Chiesa
Arrivano da tutta la Diocesi, anche dalle parrocchie più lontane, dal lavoro o dall’università, chi in bici, chi in treno o in auto con altri coetanei. Più di trecento a ogni incontro, una volta al mese nella chiesa di Santa Teresa di Gesù Bambino, quartiere Guizza a Padova. Sono i giovani della Scuola di preghiera seguita dalle équipe degli uffici di Pastorale dei giovani e delle vocazioni, oltre che da una squadra di giovani volontari. Partecipano non a una due-giorni intensiva full immersion, bensì a un itinerario volutamente “lento”. Una proposta che, in controtendenza rispetto a un tempo in cui tutto viaggia iperveloce e senza soste, richiede invece di rallentare, fermarsi e respirare davanti a Gesù.
«Pregare e far pregare è stimolante e l’unico percorso possibile non può che essere senza fretta» afferma don Mattia Francescon, 38 anni, responsabile dell’ufficio per la Pastorale delle vocazioni e direttore di Casa Sant’Andrea.
Don Mattia, i numeri, ma non solo, raccontano di giovani “affamati” di preghiera. È così?
«C’è davvero un’inattesa, profonda fame di preghiera. I giovani avvertono l’urgenza di appartenere a qualcosa di ben più grande, che li spinga oltre il proprio percorso personale».
Cos’è la preghiera oggi?
«È un atto di coraggio. Nell’epoca della velocità, della gratificazione immediata, della fretta, dei mille stimoli continui, delle reazioni istintive, dell’intrattenimento spensierato, della passività nel virtuale, la preghiera è quel tempo scelto con coraggio per Dio, un tempo rallentato, un tempo difeso e dedicato a Dio. Distinguerei il tempo delle attività quotidiane vissute in comunione con Dio, cioè tante responsabilità e tanti impegni durante il giorno vissuti con il pensiero che spesso va a Dio, da un tempo esclusivo per Dio e con Dio. Il secondo è un tempo in proporzione molto minore ma che dà luce, senso, gusto, forza, al lungo tempo delle attività della giornata».
Come può la preghiera aiutare i giovani a crescere, nutrendo lo spirito?
«La preghiera aiuta a sentirsi amati e custoditi, a sentirsi “qualcuno”, “qualcuna”, che vale ma agli occhi della Persona giusta, che veramente dà valore e amore in modo incondizionato, cioè Dio.
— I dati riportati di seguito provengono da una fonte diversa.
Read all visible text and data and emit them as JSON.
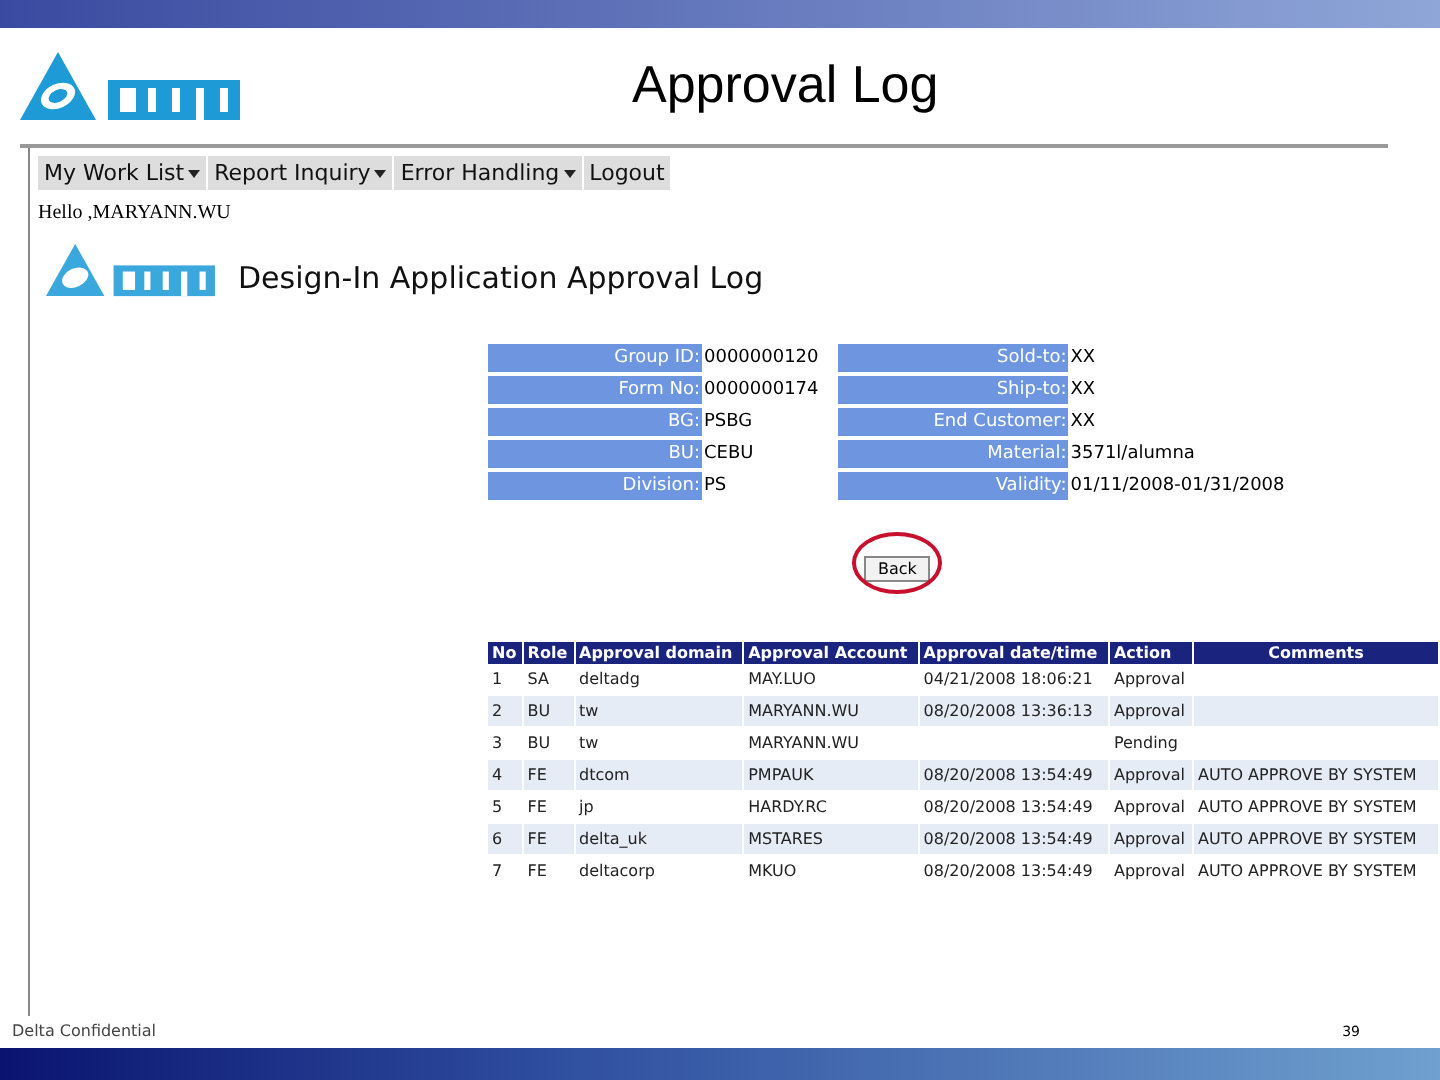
{
  "slide": {
    "title": "Approval Log",
    "footer": "Delta Confidential",
    "page_number": "39"
  },
  "menu": [
    {
      "label": "My Work List",
      "caret": true
    },
    {
      "label": "Report Inquiry",
      "caret": true
    },
    {
      "label": "Error Handling",
      "caret": true
    },
    {
      "label": "Logout",
      "caret": false
    }
  ],
  "greeting": "Hello ,MARYANN.WU",
  "page_title": "Design-In Application Approval Log",
  "info_left": [
    {
      "label": "Group ID:",
      "value": "0000000120"
    },
    {
      "label": "Form No:",
      "value": "0000000174"
    },
    {
      "label": "BG:",
      "value": "PSBG"
    },
    {
      "label": "BU:",
      "value": "CEBU"
    },
    {
      "label": "Division:",
      "value": "PS"
    }
  ],
  "info_right": [
    {
      "label": "Sold-to:",
      "value": "XX"
    },
    {
      "label": "Ship-to:",
      "value": "XX"
    },
    {
      "label": "End Customer:",
      "value": "XX"
    },
    {
      "label": "Material:",
      "value": "3571l/alumna"
    },
    {
      "label": "Validity:",
      "value": "01/11/2008-01/31/2008"
    }
  ],
  "back_button": "Back",
  "table": {
    "columns": [
      "No",
      "Role",
      "Approval domain",
      "Approval Account",
      "Approval date/time",
      "Action",
      "Comments"
    ],
    "rows": [
      [
        "1",
        "SA",
        "deltadg",
        "MAY.LUO",
        "04/21/2008 18:06:21",
        "Approval",
        ""
      ],
      [
        "2",
        "BU",
        "tw",
        "MARYANN.WU",
        "08/20/2008 13:36:13",
        "Approval",
        ""
      ],
      [
        "3",
        "BU",
        "tw",
        "MARYANN.WU",
        "",
        "Pending",
        ""
      ],
      [
        "4",
        "FE",
        "dtcom",
        "PMPAUK",
        "08/20/2008 13:54:49",
        "Approval",
        "AUTO APPROVE BY SYSTEM"
      ],
      [
        "5",
        "FE",
        "jp",
        "HARDY.RC",
        "08/20/2008 13:54:49",
        "Approval",
        "AUTO APPROVE BY SYSTEM"
      ],
      [
        "6",
        "FE",
        "delta_uk",
        "MSTARES",
        "08/20/2008 13:54:49",
        "Approval",
        "AUTO APPROVE BY SYSTEM"
      ],
      [
        "7",
        "FE",
        "deltacorp",
        "MKUO",
        "08/20/2008 13:54:49",
        "Approval",
        "AUTO APPROVE BY SYSTEM"
      ]
    ]
  }
}
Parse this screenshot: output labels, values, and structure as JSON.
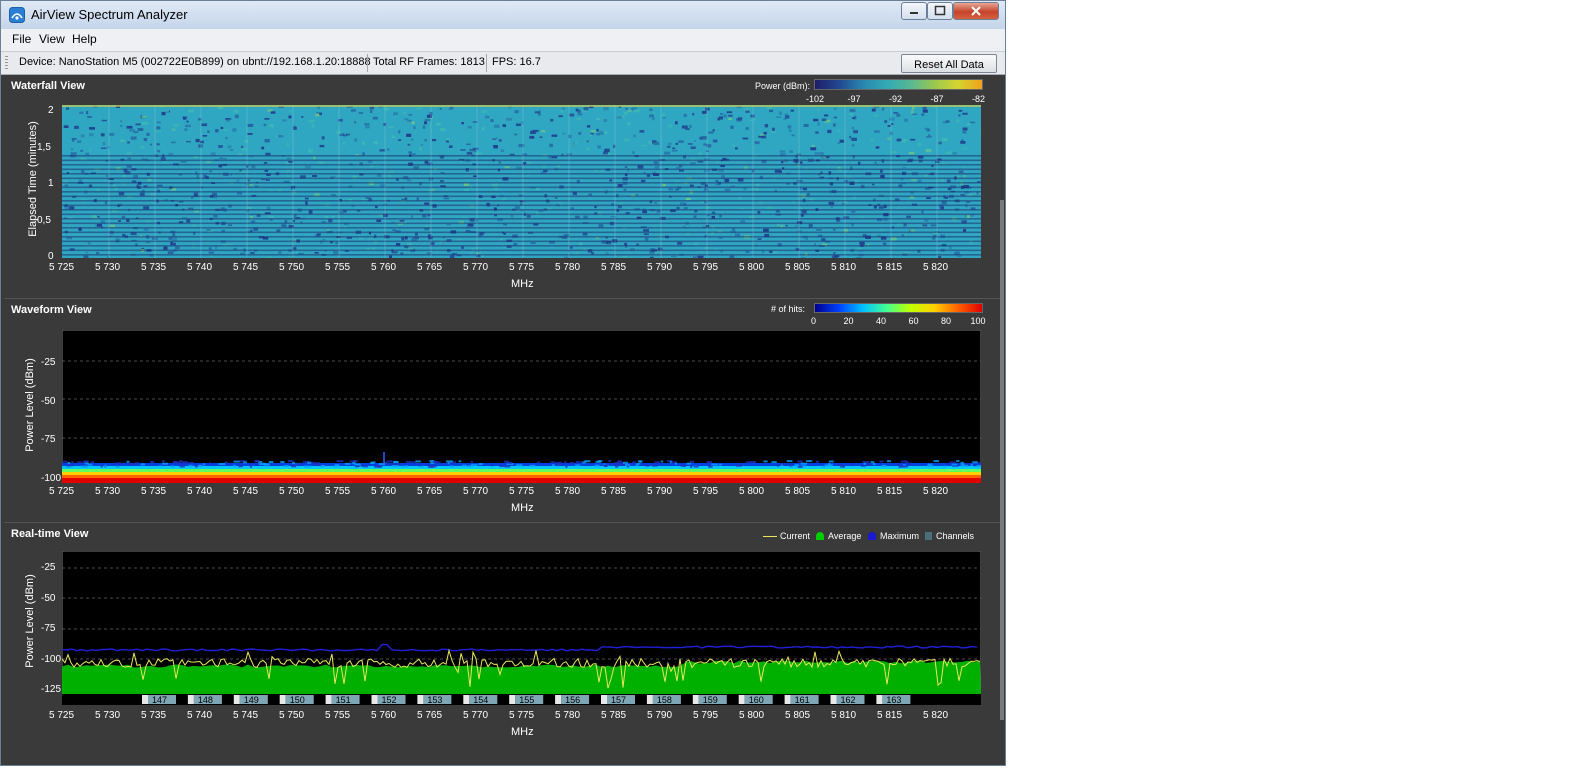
{
  "window": {
    "title": "AirView Spectrum Analyzer",
    "colors": {
      "frame_bg": "#3a3a3a",
      "plot_bg": "#000000",
      "waterfall_base": "#2fa7c2"
    }
  },
  "menu": {
    "items": [
      "File",
      "View",
      "Help"
    ]
  },
  "toolbar": {
    "device": "Device: NanoStation M5 (002722E0B899) on ubnt://192.168.1.20:18888",
    "frames": "Total RF Frames:  1813",
    "fps": "FPS:  16.7",
    "reset_label": "Reset All Data"
  },
  "waterfall": {
    "title": "Waterfall View",
    "legend_label": "Power (dBm):",
    "legend_ticks": [
      "-102",
      "-97",
      "-92",
      "-87",
      "-82"
    ],
    "ylabel": "Elapsed Time (minutes)",
    "yticks": [
      "2",
      "1,5",
      "1",
      "0,5",
      "0"
    ],
    "xlabel": "MHz"
  },
  "waveform": {
    "title": "Waveform View",
    "legend_label": "# of hits:",
    "legend_ticks": [
      "0",
      "20",
      "40",
      "60",
      "80",
      "100"
    ],
    "ylabel": "Power Level (dBm)",
    "yticks": [
      "-25",
      "-50",
      "-75",
      "-100"
    ],
    "xlabel": "MHz"
  },
  "realtime": {
    "title": "Real-time View",
    "legend": [
      "Current",
      "Average",
      "Maximum",
      "Channels"
    ],
    "legend_colors": [
      "#e8e85a",
      "#00cc00",
      "#1a1ad0",
      "#4a6e7d"
    ],
    "ylabel": "Power Level (dBm)",
    "yticks": [
      "-25",
      "-50",
      "-75",
      "-100",
      "-125"
    ],
    "xlabel": "MHz",
    "channels": [
      "147",
      "148",
      "149",
      "150",
      "151",
      "152",
      "153",
      "154",
      "155",
      "156",
      "157",
      "158",
      "159",
      "160",
      "161",
      "162",
      "163"
    ]
  },
  "xticks": [
    "5 725",
    "5 730",
    "5 735",
    "5 740",
    "5 745",
    "5 750",
    "5 755",
    "5 760",
    "5 765",
    "5 770",
    "5 775",
    "5 780",
    "5 785",
    "5 790",
    "5 795",
    "5 800",
    "5 805",
    "5 810",
    "5 815",
    "5 820"
  ]
}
La preghiera è riconoscersi e ritrovarsi figli, figlie, amati; è inserirsi nella preghiera di Gesù, in quel movimento dello Spirito Santo che “sale” continuamente dalla terra al cielo; è dare le giuste proporzioni ai propri sentimenti, desideri, decisioni, rispetto alle attese e pretese altrui».
Pregare significa, in primo luogo, entrare in relazione autentica con Dio. Quali sono i requisiti per un dialogo sincero?
«Sono necessari il silenzio, un luogo adeguato, un orario in cui il cuore è sveglio, parole imparate da uomini e donne di fede e parole che vengono dal proprio cuore profondo. Essere sinceri con Dio è uno stile che si impara un po’ alla volta specialmente iniziando ad essere sinceri con alcune persone che si hanno accanto. Poi diventa un circolo virtuoso: sono sincero con il fratello o la sorella che vedo, e divento sincero con Dio che non vedo, e viceversa».
La preghiera chiama in gioco la fede…
«La fede è essenziale nella preghiera. È accesa e viva quando mi metto a pregare, quando sento il desiderio di farlo. La fede vibra di un’immagine
di Dio che mi hanno trasmesso. Il confronto con la Scrittura è fondamentale per purificare l’immagine di Dio che coltivo nella preghiera. La preghiera fa sentire vivo e presente Dio nella vita quotidiana».
Che messaggio vorrebbe lasciare ai giovani?
«Abbiate il coraggio di fermarvi per recuperare fiato; per raccogliere i vostri pensieri e leggere i vostri sentimenti, non da soli, ma con Dio, alla sua presenza; per recuperare le giuste proporzioni e dare spazio a ciò che vale veramente; per sentirvi amati e amare a vostra volta».